3. Execução off-chain
A Aster ainda roda parte de sua estrutura fora da blockchain. Isso pode limitar a confiança de usuários mais exigentes e a integração com outros protocolos. Enquanto a Hyperliquid é 100% on-chain e aberta a composições DeFi, a Aster ainda parece meio “semi-centralizada”.
4. Dependência da BNB Chain
A BNB Chain é um ecossistema massivo, mas também marcado por narrativas especulativas e tokens de varejo. Isso ajudou no início, mas também torna a Aster vulnerável ao humor do varejo. Se o fluxo para na BNB, o crescimento pode travar.
5. Concorrência crescente
Hyperliquid não está morta. Pelo contrário, segue líder em open interest e em número de pares. Além disso, outras plataformas de perpétuos (Lighter, Paradex, GMX, Drift) estão se movimentando e podem dividir ainda mais a liquidez. A guerra dos perpétuos está só começando, e dificilmente haverá espaço para “um único vencedor”.
6. Hype como motor principal
Boa parte da narrativa da Aster ainda gira em torno do hype, CZ citando, token pumpando, comunidade animada. Isso funciona no curto prazo, mas sem fundamentos sólidos de médio prazo, corre o risco de se transformar só em mais um boom-and-bust do DeFi.

Aster é mesmo ameaça à Hyperliquid?
A Aster saiu do nada para se tornar protagonista da narrativa de perpétuos em 2025. Surfou a BNB Chain, entregou UX simples, ganhou hype com CZ e distribuiu tokens via airdrop de forma agressiva, uma combinação que deu resultado imediato.
Mas crescimento rápido não significa domínio garantido…
Quando olhamos além do volume e do buzz, a Hyperliquid ainda tem mais profundidade: concentra o maior open interest, oferece muito mais pares, roda 100% on-chain e já provou resiliência no setor.

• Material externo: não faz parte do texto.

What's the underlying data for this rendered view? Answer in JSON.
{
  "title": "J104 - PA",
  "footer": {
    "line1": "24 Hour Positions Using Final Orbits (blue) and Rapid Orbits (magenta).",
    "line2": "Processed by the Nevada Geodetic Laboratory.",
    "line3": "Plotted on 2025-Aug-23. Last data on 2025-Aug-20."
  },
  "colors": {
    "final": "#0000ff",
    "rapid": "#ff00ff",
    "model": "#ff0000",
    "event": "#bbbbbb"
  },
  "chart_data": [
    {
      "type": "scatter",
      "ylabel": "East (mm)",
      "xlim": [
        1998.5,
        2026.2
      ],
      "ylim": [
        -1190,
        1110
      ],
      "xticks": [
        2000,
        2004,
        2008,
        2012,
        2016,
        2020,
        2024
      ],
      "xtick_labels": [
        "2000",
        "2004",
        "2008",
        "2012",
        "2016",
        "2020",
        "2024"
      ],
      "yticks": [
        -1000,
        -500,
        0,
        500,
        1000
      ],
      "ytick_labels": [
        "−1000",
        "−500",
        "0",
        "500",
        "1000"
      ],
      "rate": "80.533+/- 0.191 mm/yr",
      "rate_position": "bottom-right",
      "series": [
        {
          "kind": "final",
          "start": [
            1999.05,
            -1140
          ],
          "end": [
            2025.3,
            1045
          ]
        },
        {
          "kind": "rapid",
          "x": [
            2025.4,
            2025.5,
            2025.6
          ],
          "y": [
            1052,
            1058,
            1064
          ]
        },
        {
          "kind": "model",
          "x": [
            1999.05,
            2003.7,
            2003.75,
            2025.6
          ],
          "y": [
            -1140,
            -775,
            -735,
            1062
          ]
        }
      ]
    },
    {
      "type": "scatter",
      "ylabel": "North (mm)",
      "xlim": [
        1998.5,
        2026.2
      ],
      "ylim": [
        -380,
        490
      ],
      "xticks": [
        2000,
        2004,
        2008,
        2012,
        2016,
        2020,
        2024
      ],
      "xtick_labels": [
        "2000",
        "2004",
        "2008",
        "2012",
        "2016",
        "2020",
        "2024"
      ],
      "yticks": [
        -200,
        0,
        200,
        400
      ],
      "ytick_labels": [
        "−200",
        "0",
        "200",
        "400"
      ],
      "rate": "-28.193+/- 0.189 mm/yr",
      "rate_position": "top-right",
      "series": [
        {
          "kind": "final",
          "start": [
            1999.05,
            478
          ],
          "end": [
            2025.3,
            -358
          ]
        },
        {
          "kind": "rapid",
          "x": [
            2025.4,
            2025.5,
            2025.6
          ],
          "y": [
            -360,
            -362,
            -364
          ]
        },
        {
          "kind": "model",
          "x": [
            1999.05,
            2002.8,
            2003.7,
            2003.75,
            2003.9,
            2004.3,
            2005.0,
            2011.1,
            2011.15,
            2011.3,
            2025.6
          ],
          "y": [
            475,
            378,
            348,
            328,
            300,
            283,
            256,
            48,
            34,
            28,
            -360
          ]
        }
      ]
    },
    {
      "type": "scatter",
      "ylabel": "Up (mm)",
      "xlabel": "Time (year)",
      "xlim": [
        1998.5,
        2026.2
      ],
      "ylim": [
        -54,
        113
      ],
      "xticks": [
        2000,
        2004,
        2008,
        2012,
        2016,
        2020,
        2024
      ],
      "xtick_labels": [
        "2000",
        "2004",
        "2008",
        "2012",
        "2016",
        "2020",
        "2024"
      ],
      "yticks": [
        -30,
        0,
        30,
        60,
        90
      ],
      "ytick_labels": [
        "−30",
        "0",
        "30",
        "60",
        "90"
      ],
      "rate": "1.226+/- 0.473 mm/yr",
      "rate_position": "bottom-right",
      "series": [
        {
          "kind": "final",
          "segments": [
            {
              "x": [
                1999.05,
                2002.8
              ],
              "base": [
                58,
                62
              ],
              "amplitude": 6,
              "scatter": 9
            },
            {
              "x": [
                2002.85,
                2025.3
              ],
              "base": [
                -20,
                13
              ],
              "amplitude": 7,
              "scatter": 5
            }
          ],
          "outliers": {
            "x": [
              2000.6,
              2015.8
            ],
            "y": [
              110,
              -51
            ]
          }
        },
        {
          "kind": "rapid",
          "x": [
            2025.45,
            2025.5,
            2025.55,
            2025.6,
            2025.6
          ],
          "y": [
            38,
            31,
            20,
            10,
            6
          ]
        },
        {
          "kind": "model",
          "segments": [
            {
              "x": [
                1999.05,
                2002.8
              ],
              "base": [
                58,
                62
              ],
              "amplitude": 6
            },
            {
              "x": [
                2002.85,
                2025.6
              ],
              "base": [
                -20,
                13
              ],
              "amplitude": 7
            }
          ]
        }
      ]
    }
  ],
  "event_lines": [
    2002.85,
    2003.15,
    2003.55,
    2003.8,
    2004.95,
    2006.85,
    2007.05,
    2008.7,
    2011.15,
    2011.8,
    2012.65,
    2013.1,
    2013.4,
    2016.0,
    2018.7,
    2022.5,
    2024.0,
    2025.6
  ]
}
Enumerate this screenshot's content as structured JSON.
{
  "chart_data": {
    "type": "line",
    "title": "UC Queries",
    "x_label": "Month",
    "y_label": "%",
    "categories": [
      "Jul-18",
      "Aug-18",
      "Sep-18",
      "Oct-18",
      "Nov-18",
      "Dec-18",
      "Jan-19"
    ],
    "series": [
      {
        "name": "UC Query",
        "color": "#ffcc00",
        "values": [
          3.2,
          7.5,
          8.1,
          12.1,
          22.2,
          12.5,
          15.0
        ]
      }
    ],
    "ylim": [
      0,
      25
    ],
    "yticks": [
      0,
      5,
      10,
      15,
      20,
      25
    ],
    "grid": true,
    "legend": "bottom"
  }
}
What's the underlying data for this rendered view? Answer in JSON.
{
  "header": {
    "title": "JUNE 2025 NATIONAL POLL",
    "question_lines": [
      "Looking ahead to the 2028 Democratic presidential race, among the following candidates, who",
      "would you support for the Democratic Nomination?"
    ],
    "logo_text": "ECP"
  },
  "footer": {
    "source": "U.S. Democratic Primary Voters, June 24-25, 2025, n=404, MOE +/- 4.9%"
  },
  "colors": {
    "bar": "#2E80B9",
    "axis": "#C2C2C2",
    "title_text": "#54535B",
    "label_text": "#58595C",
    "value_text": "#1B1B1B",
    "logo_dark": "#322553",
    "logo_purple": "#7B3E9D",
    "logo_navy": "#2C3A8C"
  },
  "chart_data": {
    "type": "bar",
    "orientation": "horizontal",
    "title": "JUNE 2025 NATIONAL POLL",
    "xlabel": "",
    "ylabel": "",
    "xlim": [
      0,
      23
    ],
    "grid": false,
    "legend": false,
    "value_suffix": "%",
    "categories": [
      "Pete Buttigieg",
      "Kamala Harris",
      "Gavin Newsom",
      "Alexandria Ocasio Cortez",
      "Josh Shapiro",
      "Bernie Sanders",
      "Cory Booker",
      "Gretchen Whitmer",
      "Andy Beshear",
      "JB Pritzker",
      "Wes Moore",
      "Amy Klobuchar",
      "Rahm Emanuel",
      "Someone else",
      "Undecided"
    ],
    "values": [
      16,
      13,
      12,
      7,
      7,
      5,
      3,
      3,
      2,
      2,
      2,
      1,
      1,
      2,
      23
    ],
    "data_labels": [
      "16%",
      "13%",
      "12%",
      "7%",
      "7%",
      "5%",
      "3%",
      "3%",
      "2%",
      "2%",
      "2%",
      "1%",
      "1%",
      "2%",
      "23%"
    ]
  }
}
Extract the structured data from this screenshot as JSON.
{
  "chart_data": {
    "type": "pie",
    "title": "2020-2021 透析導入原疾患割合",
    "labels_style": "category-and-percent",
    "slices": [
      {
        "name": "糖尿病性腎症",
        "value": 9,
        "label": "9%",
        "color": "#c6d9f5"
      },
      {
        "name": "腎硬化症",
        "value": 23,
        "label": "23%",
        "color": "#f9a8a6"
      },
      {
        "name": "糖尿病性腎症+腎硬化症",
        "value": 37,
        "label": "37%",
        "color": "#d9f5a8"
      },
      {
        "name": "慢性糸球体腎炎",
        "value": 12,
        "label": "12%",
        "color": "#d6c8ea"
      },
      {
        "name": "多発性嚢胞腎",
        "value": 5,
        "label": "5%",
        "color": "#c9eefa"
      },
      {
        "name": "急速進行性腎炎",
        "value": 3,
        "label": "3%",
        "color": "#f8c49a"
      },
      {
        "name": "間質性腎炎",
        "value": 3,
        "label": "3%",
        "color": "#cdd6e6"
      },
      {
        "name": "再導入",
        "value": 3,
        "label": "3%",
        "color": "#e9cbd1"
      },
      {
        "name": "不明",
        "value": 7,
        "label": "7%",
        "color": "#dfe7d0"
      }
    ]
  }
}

A Aster mostrou que pode ser uma competidora séria, mas ainda não é o “flippening”. É um player novo com valuation esticado, cronograma de desbloqueio pesado e forte dependência da narrativa de varejo da BNB Chain.
👉 O que esperar daqui pra frente?
No curto prazo, a Aster pode continuar surpreendendo, principalmente se o hype de perpétuos se mantiver e o varejo da BNB seguir ativo.
No médio prazo, precisa provar que não é só “mais uma DEX de hype”, e sim que consegue sustentar liquidez, atrair builders e diversificar produtos.
No longo prazo, o jogo será definido pela capacidade de consolidar efeito rede e competir de igual para igual com a Hyperliquid em volume real e profundidade de mercado.
No fim, a Aster hoje é mais promessa do que realidade. Pode render bons lucros para quem sabe jogar o ciclo, mas ainda não mostrou força suficiente para derrubar a Hyperliquid do trono.